Music / “Muriel’s Wedding – The Musical”, directed by Simon Phillips. At Lyric Theatre Sydney until September 8. Sydney opening night review by BILL STEPHENS.
ORIGINALLY premiered in Sydney in 2017, this Australian stage version of the popular 1994 film of the same name, garnered a host of awards for its stars and creatives during its premiere season.
The book for “Muriel’s Wedding – The Musical” is by PJ Hogan, who wrote and directed the original film, and closely follows the storyline of the movie, focusing on the plight of social misfit, Muriel Heslop, who spends her life in Porpoise Spit listening to ABBA songs and planning her glamorous wedding.
Masterfully directed by Simon Phillips, with dazzling over-the-top sets and costumes by Gabriela Tylesova, and witty, effervescent choreography by Andrew Hallsworth, the musical retains the songs originally written for ABBA by Benny Andersson, Bjorn Ulvaeus and Stig Anderson woven through a terrific new score by Kate Miller-Heidke and Keir Nuttall, which provides an inner voice for Muriel and the pulse for the show.
The role of Muriel is a star-maker. It made a star of Toni Collette who played her in the film. Maggie McKenna, who played Muriel in the original Sydney production, is now touring the US in “Dear Evan Hansen”.
Newcomer Natalie Abbott is making her professional debut as Muriel, this time around, and if the reaction of the Sydney first-night audience to her performance is any gauge, we’ll be hearing a lot more from Ms Abbott in the future.
Her voice and smile fills the theatre. Funny, heartbreaking and completely believable, she manages to keep the audience rooting for her happy ending despite her unfortunate propensity for lying and stealing.
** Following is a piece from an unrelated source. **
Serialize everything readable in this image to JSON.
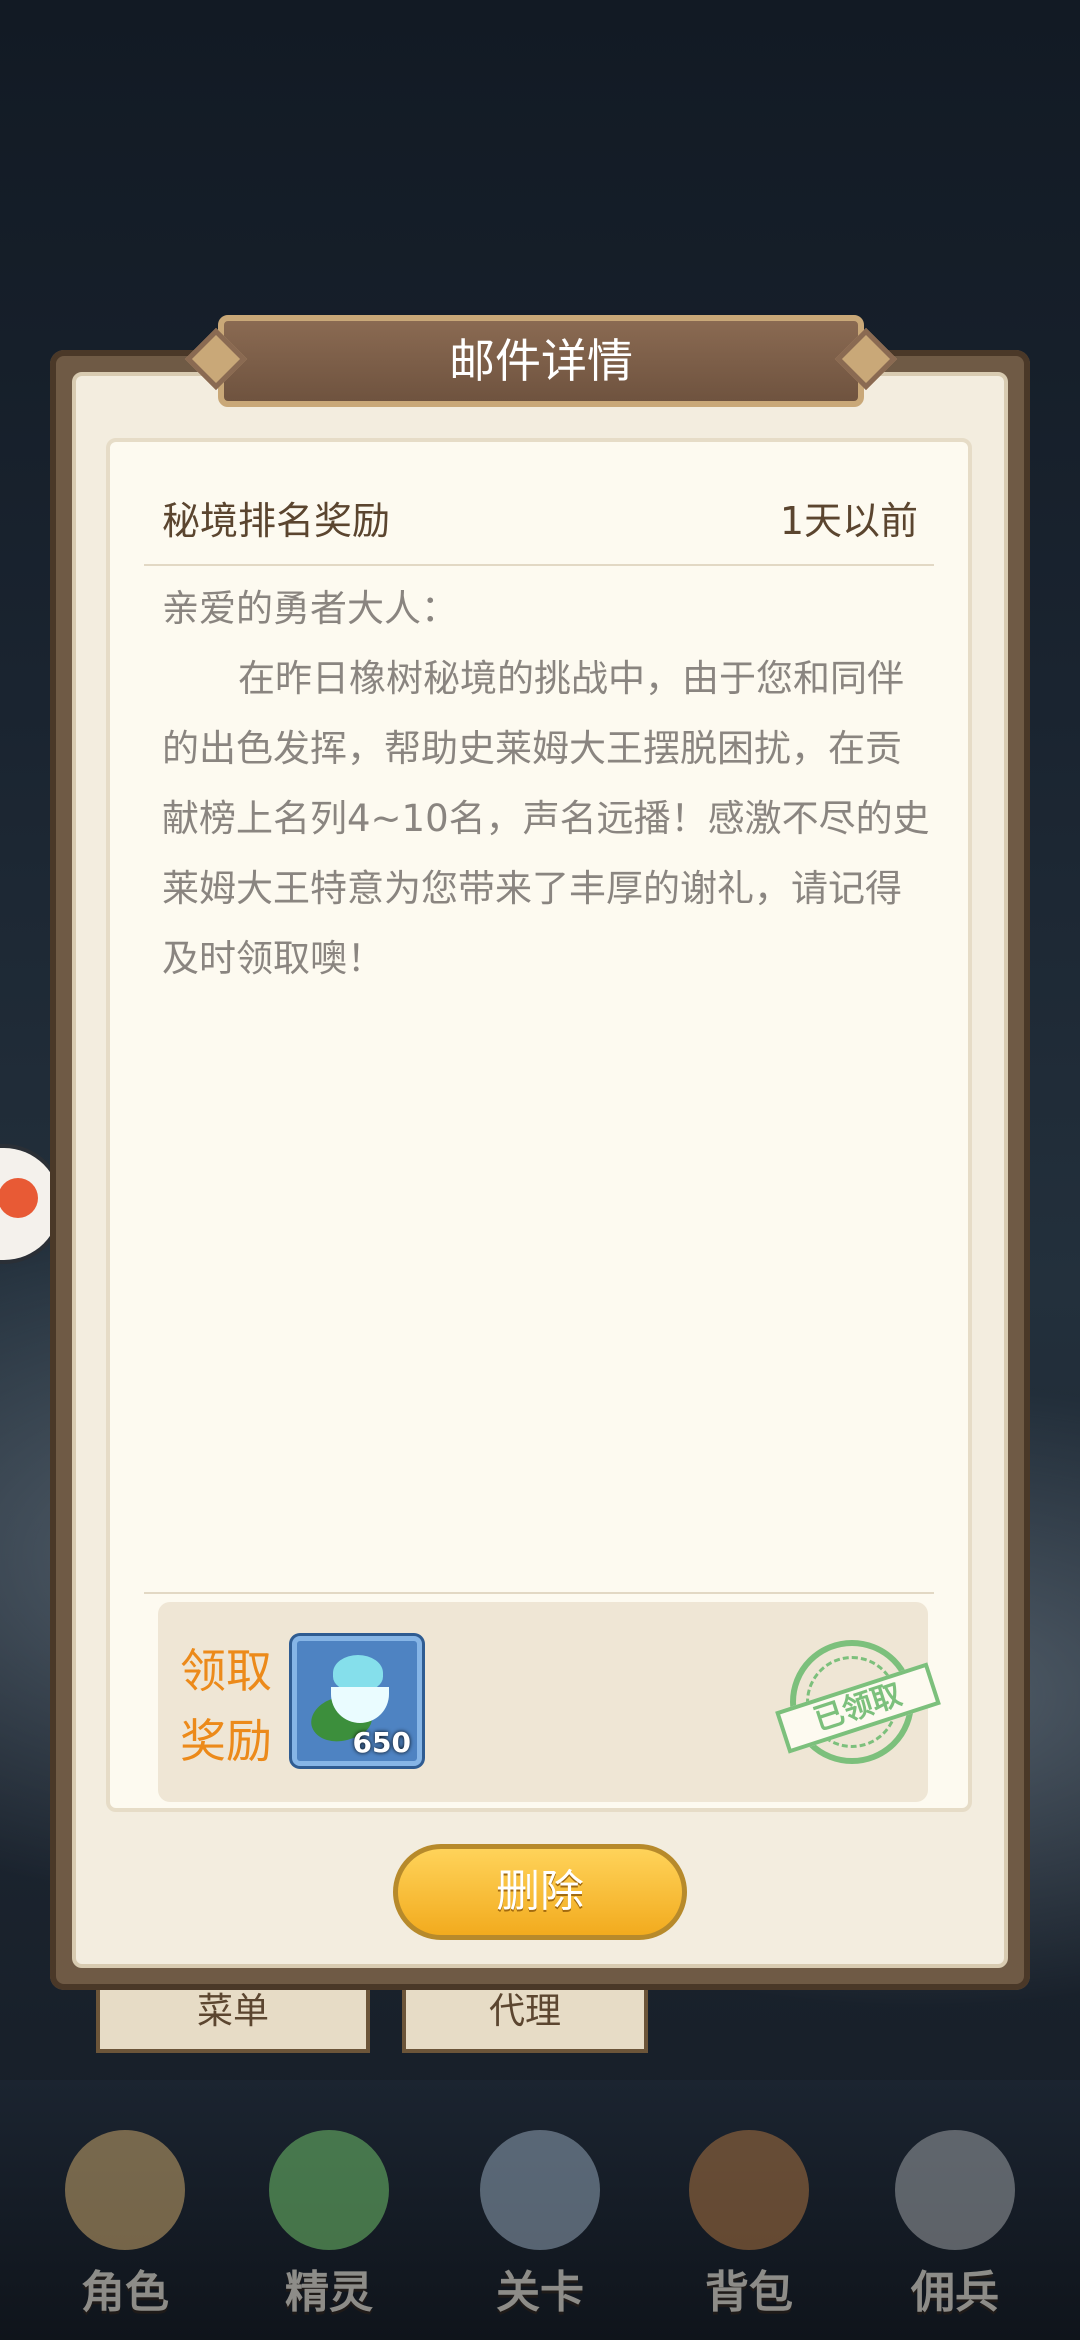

Stephanie Jones, as her tragic bestie, Rhonda, also makes a strong impression. Both have already received nominations for their performances in this year’s Helpmann awards.
While some of the original cast from the Sydney premiere season remain, most of the principal roles have been recast. David James is excellent as Muriel’s overbearing father, Bill Heslop. Pippa Grandison, playing Muriel’s loyal down-trodden mother, Betty gives a well-judged, moving performance, especially in the second half, and Chelsea Plumley is a stand-out as Bill Heslop’s drop-dead glamorous mistress, Deidre Chambers. Laura Murphy, recently seen at the Q, in Queanbeyan, as Princess Fiona in Free Rain theatre’s production of “Shrek – The Musical”, gives an eye-catching performance as Muriel’s hilariously malicious nemesis, Tania Degano.
However, despite all its colour and razzle dazzle, it is the graceful, perhaps subversive, handling of the scenes involving issues of suicide, depression and inclusivity, that surprises most by staying in the memory long after the curtain has gone down.